Is there any remedy for this issue?

Hi @awsteven, to clarify, are the original files are on a local hard disk or a remote network a drive?

Could you send me the workstation’s reported date time, the reported time from the internet and a partial directory listing of the original and cached files? You get this information from a terminal with these commands (making the noted substitutions):

date
date +%s
curl -s http://worldtimeapi.org/api/timezone/Etc/UTC
ls -l /path/to/original/project/J76 | head -n 20
ls -l /path/to/scratch/instance_hostname:port/projects/PX/J76 | head -n 20

Where

  • /path/to/original/project/J76 is the path to the job directory for the noted job which contains .mrcs files to cache (particle stacks may also be in a subfolder such as J76/extract)
  • /path/to/scratch/instance_hostname:port/projects/PX/J76 is the cached path on the SSD. /path/to/scratch is the cache folder configured with the CryoSPARC workstation hostname and port are your computer’s hostname and CryoSPARC’s base port number + 1. PX is project ID

These files are stored on an external NAS system so they are read in each time via wired connection.

$date
Wed Apr 5 18:31:53 PDT 2023

$date +%s
1680744719

$curl -s http://worldtimeapi.org/api/timezone/Etc/UTC
{“abbreviation”:“UTC”,“client_ip”:“164.XX.XX.XXX”,“datetime”:“2023-04-06T17:58:04.113695+00:00”,“day_of_week”:4,“day_of_year”:96,“dst”:false,“dst_from”:null,“dst_offset”:0,“dst_until”:null,“raw_offset”:0,“timezone”:“Etc/UTC”,“unixtime”:1680803884,“utc_datetime”:“2023-04-06T17:58:04.113695+00:00”,“utc_offset”:“+00:00”,“week_number”:14}(base) [awsteven@XXXXXXX ~]

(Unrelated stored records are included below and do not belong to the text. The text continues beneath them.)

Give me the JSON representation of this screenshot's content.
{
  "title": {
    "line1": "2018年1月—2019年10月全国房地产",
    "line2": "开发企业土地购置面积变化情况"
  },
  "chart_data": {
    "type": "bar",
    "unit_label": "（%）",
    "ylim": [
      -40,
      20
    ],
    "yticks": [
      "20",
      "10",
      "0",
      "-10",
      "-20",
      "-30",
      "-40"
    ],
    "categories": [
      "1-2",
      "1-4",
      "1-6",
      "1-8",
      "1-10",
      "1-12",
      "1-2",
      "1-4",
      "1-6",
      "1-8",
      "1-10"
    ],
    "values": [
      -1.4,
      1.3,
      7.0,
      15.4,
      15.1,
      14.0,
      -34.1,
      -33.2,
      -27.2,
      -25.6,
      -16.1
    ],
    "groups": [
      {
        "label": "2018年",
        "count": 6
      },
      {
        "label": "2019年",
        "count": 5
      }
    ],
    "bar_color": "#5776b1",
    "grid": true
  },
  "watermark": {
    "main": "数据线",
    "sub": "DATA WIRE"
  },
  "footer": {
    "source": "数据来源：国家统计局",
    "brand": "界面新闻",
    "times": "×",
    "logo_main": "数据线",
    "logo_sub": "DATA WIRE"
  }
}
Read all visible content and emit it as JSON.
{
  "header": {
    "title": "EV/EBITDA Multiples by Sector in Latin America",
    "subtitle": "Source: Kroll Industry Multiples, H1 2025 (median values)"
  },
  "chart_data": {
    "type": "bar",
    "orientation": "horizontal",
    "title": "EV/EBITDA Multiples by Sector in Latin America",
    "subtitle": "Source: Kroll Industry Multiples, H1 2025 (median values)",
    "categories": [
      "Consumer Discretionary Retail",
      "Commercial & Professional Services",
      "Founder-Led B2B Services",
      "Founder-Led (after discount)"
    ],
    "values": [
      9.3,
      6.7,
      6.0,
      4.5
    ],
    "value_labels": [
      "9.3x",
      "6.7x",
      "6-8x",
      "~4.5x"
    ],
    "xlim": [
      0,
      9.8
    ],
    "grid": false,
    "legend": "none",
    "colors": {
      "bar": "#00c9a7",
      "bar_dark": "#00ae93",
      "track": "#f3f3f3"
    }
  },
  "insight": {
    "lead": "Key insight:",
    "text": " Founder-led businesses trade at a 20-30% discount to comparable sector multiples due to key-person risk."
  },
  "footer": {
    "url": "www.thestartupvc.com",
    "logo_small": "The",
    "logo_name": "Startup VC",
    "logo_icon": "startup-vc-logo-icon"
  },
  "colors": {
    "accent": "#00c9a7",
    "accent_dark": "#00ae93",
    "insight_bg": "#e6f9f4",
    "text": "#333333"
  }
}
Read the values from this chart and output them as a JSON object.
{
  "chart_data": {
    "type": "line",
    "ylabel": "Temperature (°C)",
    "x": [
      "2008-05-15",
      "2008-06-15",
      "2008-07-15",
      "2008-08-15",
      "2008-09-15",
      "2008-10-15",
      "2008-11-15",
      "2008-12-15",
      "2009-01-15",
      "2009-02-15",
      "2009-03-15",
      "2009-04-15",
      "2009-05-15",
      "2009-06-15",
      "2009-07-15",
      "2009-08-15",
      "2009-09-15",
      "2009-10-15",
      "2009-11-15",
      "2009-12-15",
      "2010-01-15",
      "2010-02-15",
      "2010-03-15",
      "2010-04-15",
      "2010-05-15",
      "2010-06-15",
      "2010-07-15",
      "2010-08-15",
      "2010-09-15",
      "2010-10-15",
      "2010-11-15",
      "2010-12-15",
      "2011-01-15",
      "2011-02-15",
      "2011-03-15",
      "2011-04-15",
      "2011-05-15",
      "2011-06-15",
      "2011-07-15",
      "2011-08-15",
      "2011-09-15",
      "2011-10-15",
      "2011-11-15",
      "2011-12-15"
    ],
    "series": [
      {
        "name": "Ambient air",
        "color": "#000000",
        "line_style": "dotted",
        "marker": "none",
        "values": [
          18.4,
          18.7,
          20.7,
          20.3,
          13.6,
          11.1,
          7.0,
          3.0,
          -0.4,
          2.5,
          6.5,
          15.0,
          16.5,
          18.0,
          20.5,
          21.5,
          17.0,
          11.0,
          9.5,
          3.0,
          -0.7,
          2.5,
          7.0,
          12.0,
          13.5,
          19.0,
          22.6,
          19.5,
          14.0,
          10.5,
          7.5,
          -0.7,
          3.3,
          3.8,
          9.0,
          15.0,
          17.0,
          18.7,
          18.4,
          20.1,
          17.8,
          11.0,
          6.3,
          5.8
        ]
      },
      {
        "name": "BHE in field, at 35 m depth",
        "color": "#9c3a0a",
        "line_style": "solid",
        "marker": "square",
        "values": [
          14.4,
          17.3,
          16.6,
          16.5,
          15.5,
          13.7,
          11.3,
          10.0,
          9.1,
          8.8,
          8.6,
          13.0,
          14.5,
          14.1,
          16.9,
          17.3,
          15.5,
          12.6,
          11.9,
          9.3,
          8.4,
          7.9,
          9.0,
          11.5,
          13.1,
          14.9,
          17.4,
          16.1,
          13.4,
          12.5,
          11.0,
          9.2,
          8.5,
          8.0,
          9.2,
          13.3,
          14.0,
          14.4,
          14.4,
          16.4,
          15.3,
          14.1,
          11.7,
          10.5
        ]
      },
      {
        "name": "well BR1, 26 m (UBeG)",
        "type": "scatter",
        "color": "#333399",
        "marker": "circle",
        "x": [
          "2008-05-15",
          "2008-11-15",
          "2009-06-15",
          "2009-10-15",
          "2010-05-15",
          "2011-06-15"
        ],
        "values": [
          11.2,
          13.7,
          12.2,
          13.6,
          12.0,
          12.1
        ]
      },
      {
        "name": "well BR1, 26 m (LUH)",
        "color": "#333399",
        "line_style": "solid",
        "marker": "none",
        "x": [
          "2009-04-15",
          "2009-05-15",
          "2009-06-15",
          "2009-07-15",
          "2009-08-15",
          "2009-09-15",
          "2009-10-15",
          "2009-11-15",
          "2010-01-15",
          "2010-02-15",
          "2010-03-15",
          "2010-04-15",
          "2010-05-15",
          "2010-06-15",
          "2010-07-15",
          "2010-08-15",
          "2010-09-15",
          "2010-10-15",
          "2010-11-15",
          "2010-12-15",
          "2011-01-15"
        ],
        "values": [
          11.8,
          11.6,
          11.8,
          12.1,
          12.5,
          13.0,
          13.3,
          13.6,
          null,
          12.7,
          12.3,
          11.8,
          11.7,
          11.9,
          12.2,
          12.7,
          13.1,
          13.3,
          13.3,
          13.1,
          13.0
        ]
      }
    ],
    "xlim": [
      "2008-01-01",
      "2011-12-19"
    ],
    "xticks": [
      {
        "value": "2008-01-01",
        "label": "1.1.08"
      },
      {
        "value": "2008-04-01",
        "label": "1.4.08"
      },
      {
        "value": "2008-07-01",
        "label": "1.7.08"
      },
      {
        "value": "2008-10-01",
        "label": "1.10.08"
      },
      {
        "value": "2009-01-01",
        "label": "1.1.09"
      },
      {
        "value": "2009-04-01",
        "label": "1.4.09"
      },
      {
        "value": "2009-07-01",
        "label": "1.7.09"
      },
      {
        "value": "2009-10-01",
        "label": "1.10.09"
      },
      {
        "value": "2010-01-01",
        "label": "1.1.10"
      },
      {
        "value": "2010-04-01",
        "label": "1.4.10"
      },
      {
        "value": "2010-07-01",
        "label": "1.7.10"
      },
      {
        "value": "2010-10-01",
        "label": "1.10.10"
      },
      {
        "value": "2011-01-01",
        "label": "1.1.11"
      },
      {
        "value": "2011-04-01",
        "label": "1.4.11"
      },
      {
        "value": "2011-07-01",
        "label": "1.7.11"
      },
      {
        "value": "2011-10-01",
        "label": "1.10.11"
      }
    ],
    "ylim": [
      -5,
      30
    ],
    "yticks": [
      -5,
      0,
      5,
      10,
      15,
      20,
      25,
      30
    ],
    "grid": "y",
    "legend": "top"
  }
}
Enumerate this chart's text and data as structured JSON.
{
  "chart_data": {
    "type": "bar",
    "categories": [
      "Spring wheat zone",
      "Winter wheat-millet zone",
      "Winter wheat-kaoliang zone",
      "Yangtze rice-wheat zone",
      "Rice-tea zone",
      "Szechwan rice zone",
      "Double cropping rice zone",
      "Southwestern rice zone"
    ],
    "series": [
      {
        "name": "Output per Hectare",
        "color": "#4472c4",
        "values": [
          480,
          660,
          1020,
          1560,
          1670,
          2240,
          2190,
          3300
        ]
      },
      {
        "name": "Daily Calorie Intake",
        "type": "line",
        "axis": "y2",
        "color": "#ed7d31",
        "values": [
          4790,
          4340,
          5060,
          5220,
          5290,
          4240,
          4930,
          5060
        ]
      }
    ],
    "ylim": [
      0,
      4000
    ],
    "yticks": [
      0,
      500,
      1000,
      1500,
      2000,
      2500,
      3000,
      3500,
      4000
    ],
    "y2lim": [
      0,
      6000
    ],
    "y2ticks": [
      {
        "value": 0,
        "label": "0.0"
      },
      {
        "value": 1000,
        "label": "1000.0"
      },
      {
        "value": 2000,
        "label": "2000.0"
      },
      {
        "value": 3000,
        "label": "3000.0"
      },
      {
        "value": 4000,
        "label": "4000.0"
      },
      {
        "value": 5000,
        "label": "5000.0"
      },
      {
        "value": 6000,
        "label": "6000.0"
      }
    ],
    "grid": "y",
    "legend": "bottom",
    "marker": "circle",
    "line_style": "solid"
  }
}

$ls -l /mnt/KRABBY-11/20220810_XXX/CS-20220810-XXX/ J76 | head -n 20
total 113816696

$ls -l /scratch/cryosparc_cache/instance_XXXXXX:61001/projects/P7/J76/ | head -n 20
total 113718348

Changed characters in domain names and IP address for security reasons.

Best

@awsteven it looks like your workstation’s clock is about 16 hours behind. If the NAS clock is accurate, this is the likely culprit. I recommend you sync your workstation’s clock to the network time. How you do this depends on your specific Linux distro. For example, this is the documentation for Ubuntu. Once you do this, the particles may be re-cached once more but should stay on the SSD for future runs.